Menunggu kereta berikutnya sampai kapan jika situasinya sama? Bisa-bisa kena semprot bos di kantor gara-gara telatnya parah.
Tiba-tiba tak jauh dari posisi saya berdiri, terdengar suara perempuan, lirih memelas.
"Ada yang mau gantian duduk, saya nggak kuat mau pingsan..."
Bukan hal yang mengherankan. Saya pun merasakan bahwa pagi itu menjadi salah satu pagi penuh "tekanan" selama bertahun-tahun naik Commuterline. Saya hanya bisa pasrah saat dada saya tertekan sangat kuat ke punggung orang lain. Begitu pula saat sikut orang lain mampir ke ulu hati saya.
Saat kereta hendak berhenti atau saat mulai jalan, di dalam kereta seperti snack dalam toples yang dikocok-kocok. Hal ini diperparah dengan posisi besi pegangan yang tidak "terjangkau" oleh rata-rata penumpang di dalam.
Belakangan moda transportasi KRL Commuterline memang menjadi pilihan yang dilirik oleh masyarakat sekitar Jakarta. Mereka yang "tersisih" ke Depok, Bogor, Bekasi hingga Tangerang, memilih Commuterline sebagai andalan transportasi menuju tempat mencari nafkah di Jakarta. Selain lebih murah juga dianggap lebih cepat (dengan syarat tidak ada gangguan keterlambatan).
Semakin sesaknya Commuterline disinyalir akibat makin menjamurnya perumahan baru di daerah pinggiran. Kini, coba saja anda lihat brosur-brosur penawaran perumahan baru, pasti pengembang akan mencantumkan kata-kata promo bahwa lokasi perumahan mereka "hanya beberapa menit saja" menuju ke stasiun KRL.
Makin banyak penduduk, makin banyak pula pengguna Commuterline. Tapi sisi manusiawi di Commuterline menjadi taruhannya. Ketika armada tidak bertambah, ketika jalur tidak bisa pula ditambah, maka ribuan orang tiap harinya akan menerima nasib dijejal-jejal bak "pepes" dalam kotak besi berwujud Commuterline.
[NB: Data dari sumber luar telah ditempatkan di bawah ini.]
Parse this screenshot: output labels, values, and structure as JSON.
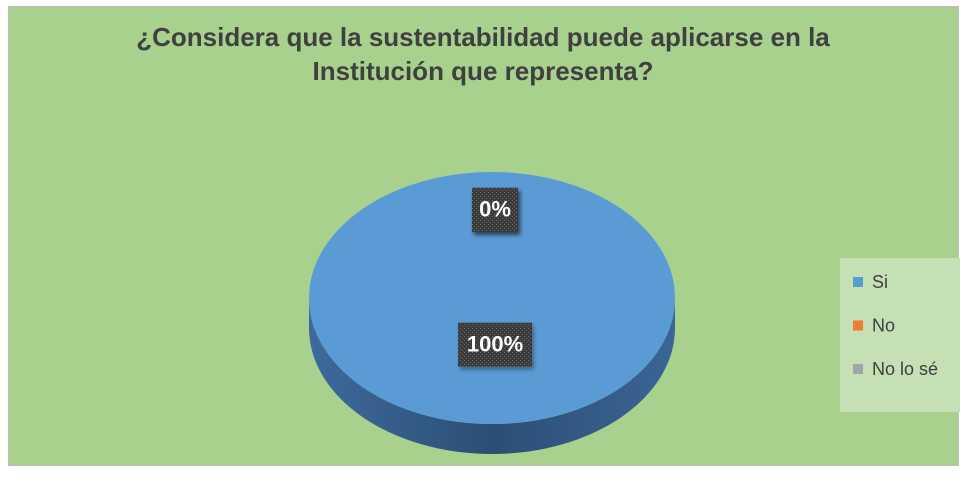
{
  "chart_data": {
    "type": "pie",
    "title": "¿Considera que la sustentabilidad puede aplicarse en la Institución que representa?",
    "categories": [
      "Si",
      "No",
      "No lo sé"
    ],
    "values": [
      100,
      0,
      0
    ],
    "value_labels": [
      "100%",
      "0%",
      "0%"
    ],
    "colors": [
      "#5b9bd5",
      "#ed7d31",
      "#a5a5a5"
    ],
    "legend": "right"
  }
}
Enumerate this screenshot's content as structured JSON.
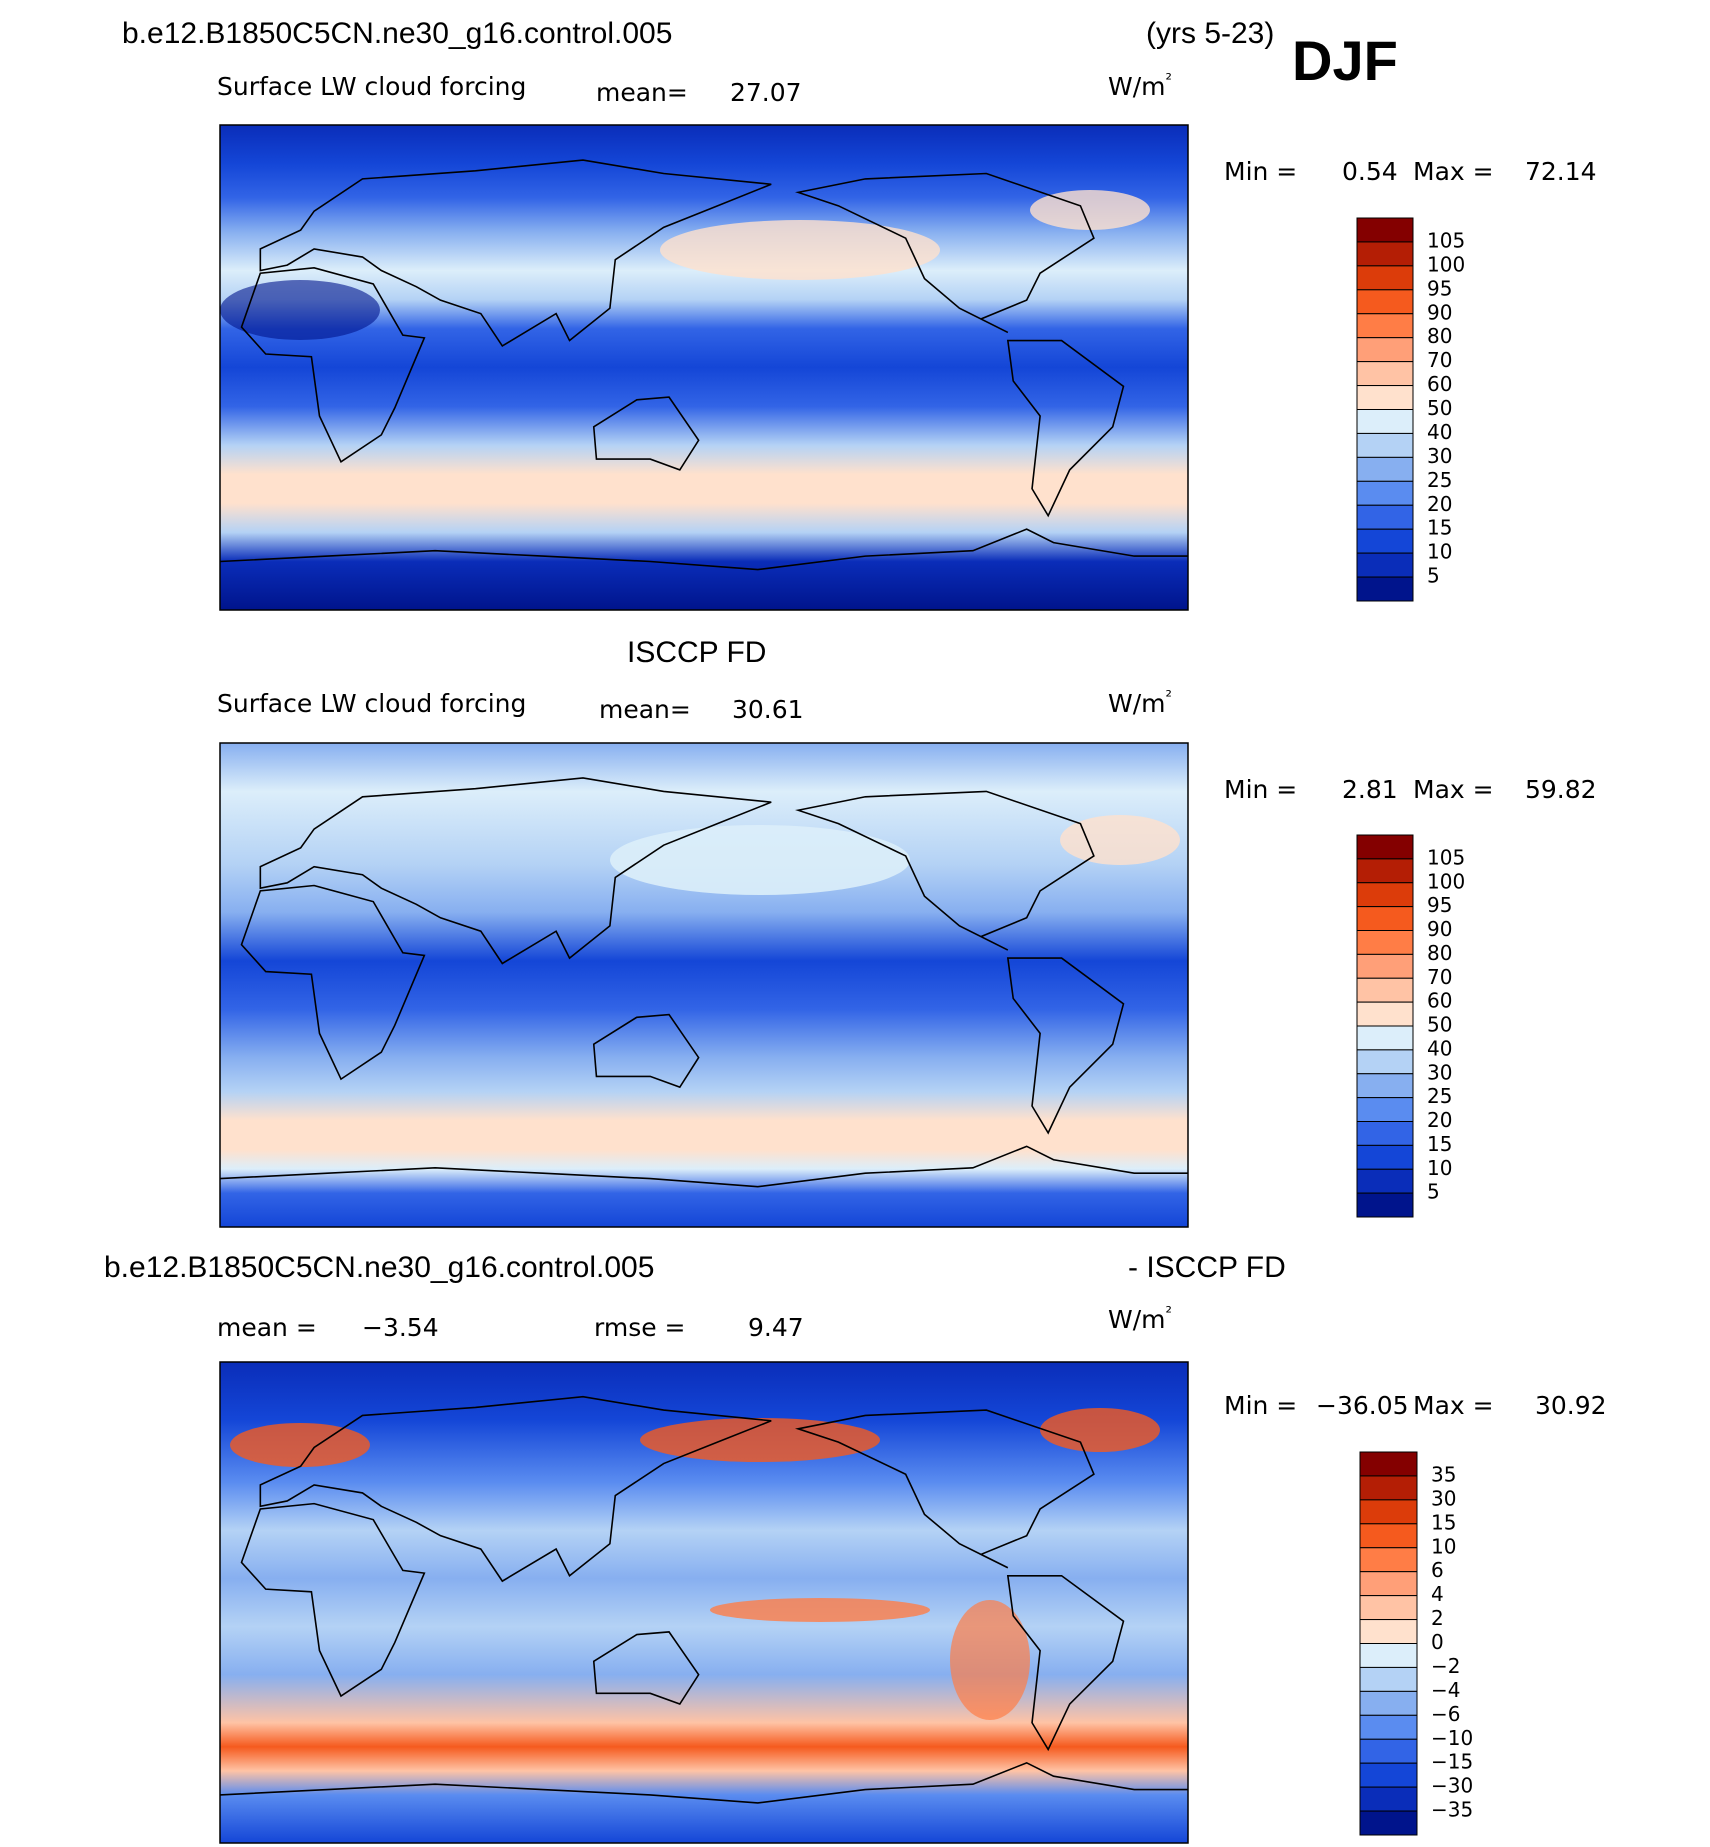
{
  "header": {
    "title": "b.e12.B1850C5CN.ne30_g16.control.005",
    "period": "(yrs 5-23)",
    "season": "DJF"
  },
  "panels": [
    {
      "variable": "Surface LW cloud forcing",
      "mean_label": "mean=",
      "mean": "27.07",
      "units": "W/m²",
      "min_label": "Min =",
      "min": "0.54",
      "max_label": "Max =",
      "max": "72.14",
      "levels": [
        "105",
        "100",
        "95",
        "90",
        "80",
        "70",
        "60",
        "50",
        "40",
        "30",
        "25",
        "20",
        "15",
        "10",
        "5"
      ],
      "colors": [
        "#840000",
        "#b41e05",
        "#dc3c0a",
        "#f55a1e",
        "#ff7d46",
        "#ff9f78",
        "#ffc3a5",
        "#ffe1cd",
        "#dceefa",
        "#b4d2f5",
        "#87aff0",
        "#5a8cf0",
        "#3264e6",
        "#1446d7",
        "#0a2db9",
        "#00148c"
      ]
    },
    {
      "heading": "ISCCP FD",
      "variable": "Surface LW cloud forcing",
      "mean_label": "mean=",
      "mean": "30.61",
      "units": "W/m²",
      "min_label": "Min =",
      "min": "2.81",
      "max_label": "Max =",
      "max": "59.82",
      "levels": [
        "105",
        "100",
        "95",
        "90",
        "80",
        "70",
        "60",
        "50",
        "40",
        "30",
        "25",
        "20",
        "15",
        "10",
        "5"
      ],
      "colors": [
        "#840000",
        "#b41e05",
        "#dc3c0a",
        "#f55a1e",
        "#ff7d46",
        "#ff9f78",
        "#ffc3a5",
        "#ffe1cd",
        "#dceefa",
        "#b4d2f5",
        "#87aff0",
        "#5a8cf0",
        "#3264e6",
        "#1446d7",
        "#0a2db9",
        "#00148c"
      ]
    },
    {
      "heading_left": "b.e12.B1850C5CN.ne30_g16.control.005",
      "heading_right": "- ISCCP FD",
      "mean_label": "mean =",
      "mean": "−3.54",
      "rmse_label": "rmse =",
      "rmse": "9.47",
      "units": "W/m²",
      "min_label": "Min =",
      "min": "−36.05",
      "max_label": "Max =",
      "max": "30.92",
      "levels": [
        "35",
        "30",
        "15",
        "10",
        "6",
        "4",
        "2",
        "0",
        "−2",
        "−4",
        "−6",
        "−10",
        "−15",
        "−30",
        "−35"
      ],
      "colors": [
        "#840000",
        "#b41e05",
        "#dc3c0a",
        "#f55a1e",
        "#ff7d46",
        "#ff9f78",
        "#ffc3a5",
        "#ffe1cd",
        "#dceefa",
        "#b4d2f5",
        "#87aff0",
        "#5a8cf0",
        "#3264e6",
        "#1446d7",
        "#0a2db9",
        "#00148c"
      ]
    }
  ]
}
Sebagai orang yang sudah lama mengandalkan moda transportasi ini, saya justru mulai berhenti untuk mengajak orang agar naik Commuterline. Dulu ketika melihat kawan atau tetangga terlihat lelah karena tiap hari ke Jakarta naik sepeda motor, saya akan menyarankannya untuk pindah saja naik kereta.
"Enak kok naik kereta, cepat nyampainya, nggak capek di jalan," kata saya, promosi gratis. Tapi itu dulu.